Giustizia 10 agosto 2026 Ha avviato un piano per creare più posti disponibili, ma ha anche introdotto nuovi reati e pene più severe, mentre cresce il sovraffollamento ANSA Negli ultimi quattro anni si è registrato un aumento significativo del sovraffollamento carcerario. In pratica, le carceri ospitano più persone di quante ne potrebbero contenere e la situazione nel tempo sta peggiorando. Come si legge nell’ultimo rapporto di Antigone, l’associazione che si occupa dei diritti delle persone detenute, al 28 luglio le persone trattenute in carcere sono 64.741 a fronte di 46.343 posti disponibili, dunque il tasso di sovraffollamento reale è pari a 139,7 per cento.

Il dato calcolato da Antigone differisce in modo significativo da quello calcolato attraverso i dati forniti dal Ministero della Giustizia, per cui il tasso di sovraffollamento si ferma a circa il 127 per cento. Il divario dipende dalla capienza considerata disponibile. Antigone ha infatti rilevato che tra i posti calcolati dal ministero ce ne sono 4.877 che in realtà non sono disponibili.

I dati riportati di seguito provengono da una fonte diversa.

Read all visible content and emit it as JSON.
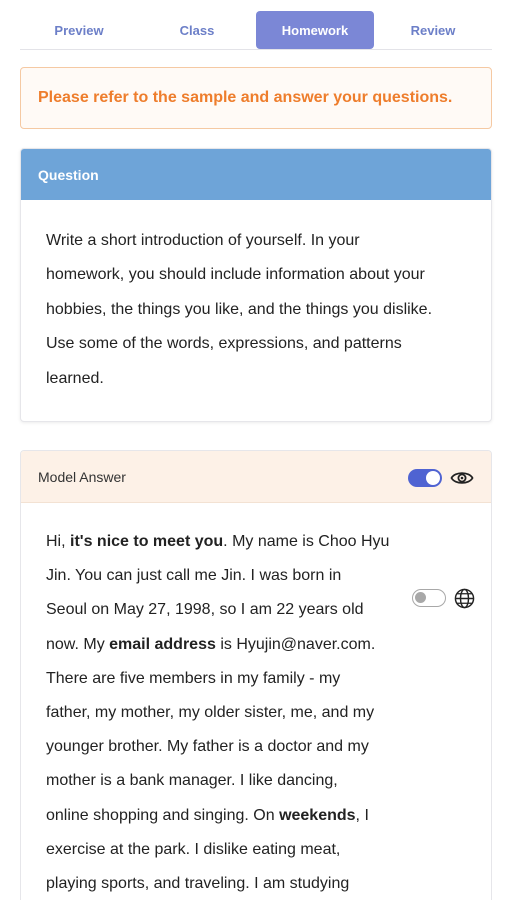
{
  "tabs": [
    {
      "label": "Preview",
      "active": false
    },
    {
      "label": "Class",
      "active": false
    },
    {
      "label": "Homework",
      "active": true
    },
    {
      "label": "Review",
      "active": false
    }
  ],
  "notice": {
    "text": "Please refer to the sample and answer your questions."
  },
  "question": {
    "header": "Question",
    "lines": [
      "Write a short introduction of yourself. In your",
      "homework, you should include information about your",
      "hobbies, the things you like, and the things you dislike.",
      "Use some of the words, expressions, and patterns",
      "learned."
    ]
  },
  "model_answer": {
    "header": "Model Answer",
    "show_toggle_on": true,
    "translate_toggle_on": false,
    "lines": [
      {
        "a": "Hi, ",
        "b": "it's nice to meet you",
        "c": ". My name is Choo Hyu"
      },
      {
        "a": "Jin. You can just call me Jin. I was born in",
        "b": "",
        "c": ""
      },
      {
        "a": "Seoul on May 27, 1998, so I am 22 years old",
        "b": "",
        "c": ""
      },
      {
        "a": "now. My ",
        "b": "email address",
        "c": " is Hyujin@naver.com."
      },
      {
        "a": "There are five members in my family - my",
        "b": "",
        "c": ""
      },
      {
        "a": "father, my mother, my older sister, me, and my",
        "b": "",
        "c": ""
      },
      {
        "a": "younger brother. My father is a doctor and my",
        "b": "",
        "c": ""
      },
      {
        "a": "mother is a bank manager. I like dancing,",
        "b": "",
        "c": ""
      },
      {
        "a": "online shopping and singing. On ",
        "b": "weekends",
        "c": ", I"
      },
      {
        "a": "exercise at the park. I dislike eating meat,",
        "b": "",
        "c": ""
      },
      {
        "a": "playing sports, and traveling. I am studying",
        "b": "",
        "c": ""
      }
    ]
  },
  "colors": {
    "accent": "#7b87d6",
    "notice": "#ee7d2c",
    "question_header": "#6ea4d8",
    "model_header_bg": "#fdf1e7",
    "toggle_on": "#4f63d2"
  },
  "icons": [
    "eye-icon",
    "globe-icon"
  ]
}
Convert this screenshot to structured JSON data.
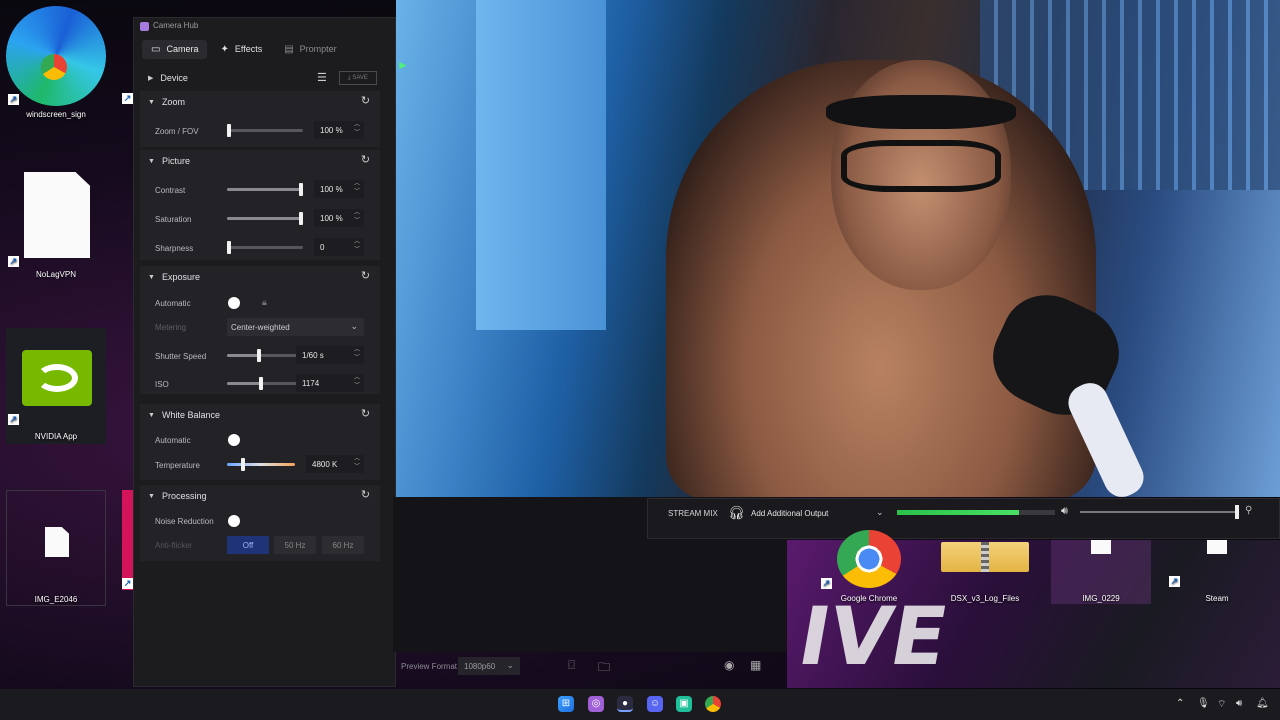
{
  "desktop": {
    "icons": [
      {
        "label": "windscreen_sign"
      },
      {
        "label": "NoLagVPN"
      },
      {
        "label": "NVIDIA App"
      },
      {
        "label": "IMG_E2046"
      },
      {
        "label": "Google Chrome"
      },
      {
        "label": "DSX_v3_Log_Files"
      },
      {
        "label": "IMG_0229"
      },
      {
        "label": "Steam"
      }
    ]
  },
  "camera_hub": {
    "title": "Camera Hub",
    "tabs": [
      {
        "label": "Camera",
        "icon": "camera-icon",
        "active": true
      },
      {
        "label": "Effects",
        "icon": "magic-wand-icon",
        "active": false
      },
      {
        "label": "Prompter",
        "icon": "prompter-icon",
        "active": false
      }
    ],
    "device": {
      "label": "Device",
      "save_label": "SAVE"
    },
    "zoom": {
      "label": "Zoom",
      "rows": [
        {
          "label": "Zoom / FOV",
          "value": "100 %",
          "level": 0.0
        }
      ]
    },
    "picture": {
      "label": "Picture",
      "rows": [
        {
          "label": "Contrast",
          "value": "100 %",
          "level": 1.0
        },
        {
          "label": "Saturation",
          "value": "100 %",
          "level": 1.0
        },
        {
          "label": "Sharpness",
          "value": "0",
          "level": 0.0
        }
      ]
    },
    "exposure": {
      "label": "Exposure",
      "automatic_label": "Automatic",
      "metering_label": "Metering",
      "metering_value": "Center-weighted",
      "shutter_label": "Shutter Speed",
      "shutter_value": "1/60 s",
      "shutter_level": 0.41,
      "iso_label": "ISO",
      "iso_value": "1174",
      "iso_level": 0.45
    },
    "white_balance": {
      "label": "White Balance",
      "automatic_label": "Automatic",
      "temperature_label": "Temperature",
      "temperature_value": "4800 K",
      "temperature_level": 0.22
    },
    "processing": {
      "label": "Processing",
      "noise_label": "Noise Reduction",
      "antiflicker_label": "Anti-flicker",
      "antiflicker_options": [
        "Off",
        "50 Hz",
        "60 Hz"
      ],
      "antiflicker_selected": "Off"
    }
  },
  "stream_mix": {
    "label": "STREAM MIX",
    "output_label": "Add Additional Output",
    "meter_level": 0.77,
    "volume_level": 0.98
  },
  "preview": {
    "format_label": "Preview Format",
    "format_value": "1080p60"
  },
  "colors": {
    "accent_green": "#2cc24a",
    "segment_selected": "#1e3476",
    "panel_bg": "#1c1c1f"
  }
}
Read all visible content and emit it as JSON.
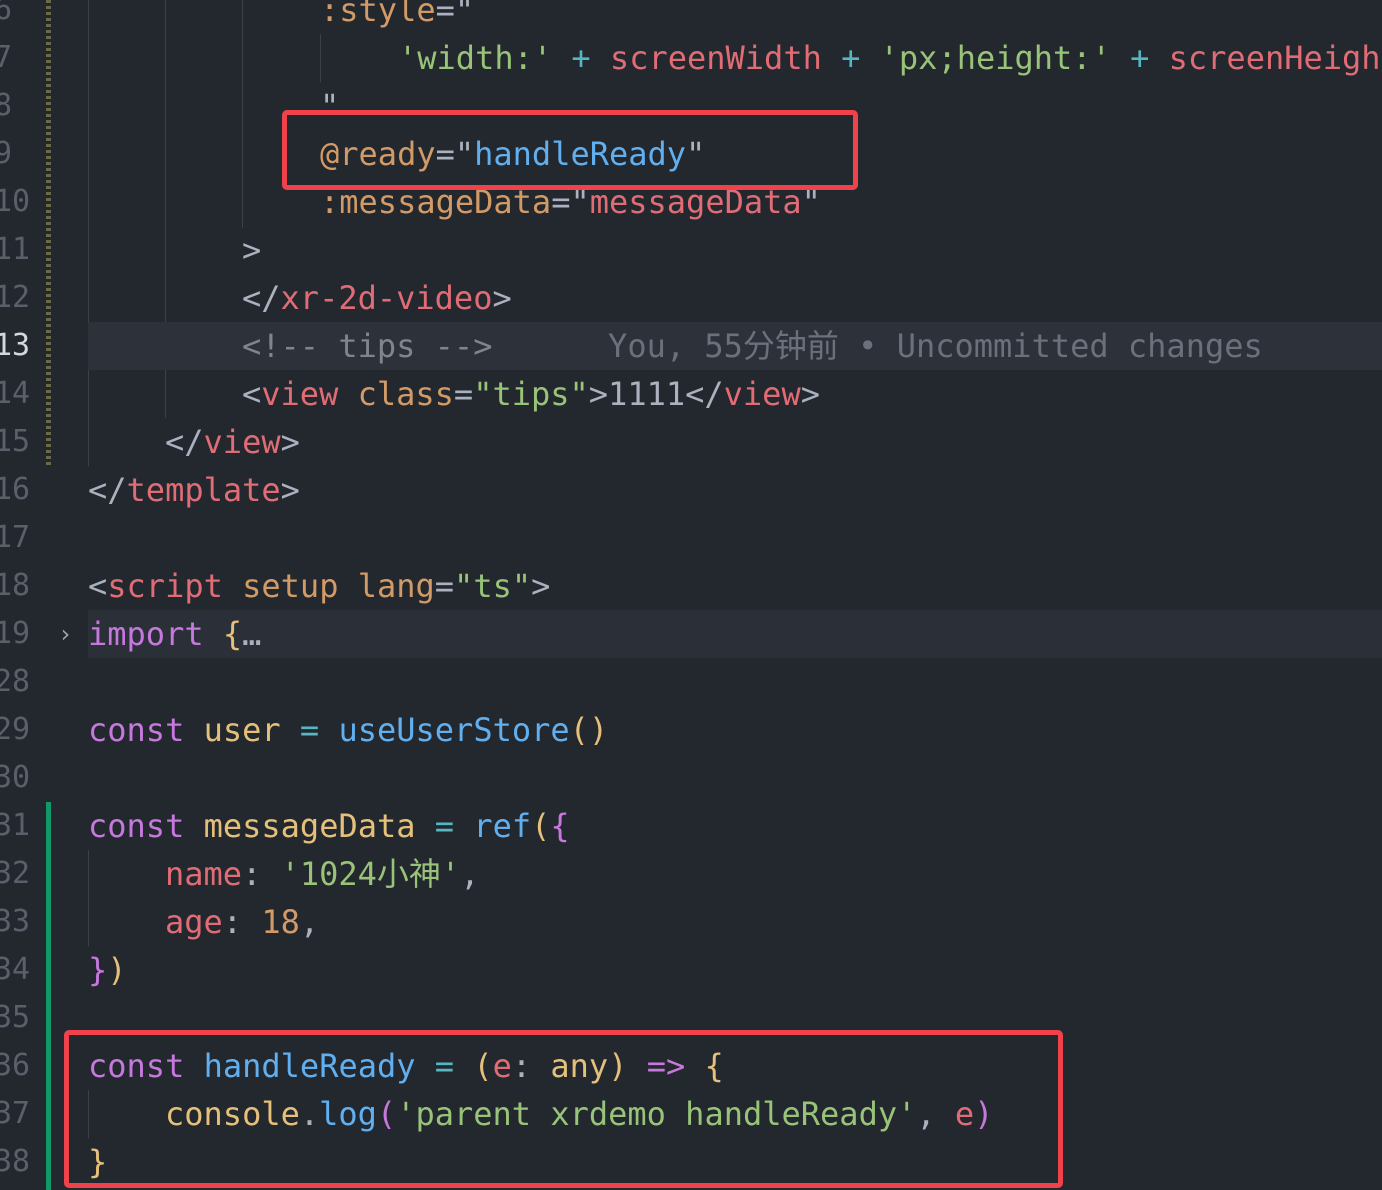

Come evidenzia Antigone, dietro al dato medio del sovraffollamento si celano situazioni ancora più gravi. Cinque regioni hanno un tasso di sovraffollamento superiore al 150 per cento: Puglia (180,4 per cento), Molise (165,9), Basilicata (162,5), Lombardia (157,9) e Friuli-Venezia Giulia (152). In sei istituti, poi, il tasso di occupazione supera il 200 per cento, cioè è ospitato un numero di detenuti superiore al doppio dei posti disponibili. Ad aggravare le condizioni di vita dei detenuti concorrono problemi strutturali degli edifici e il caldo intenso di queste settimane.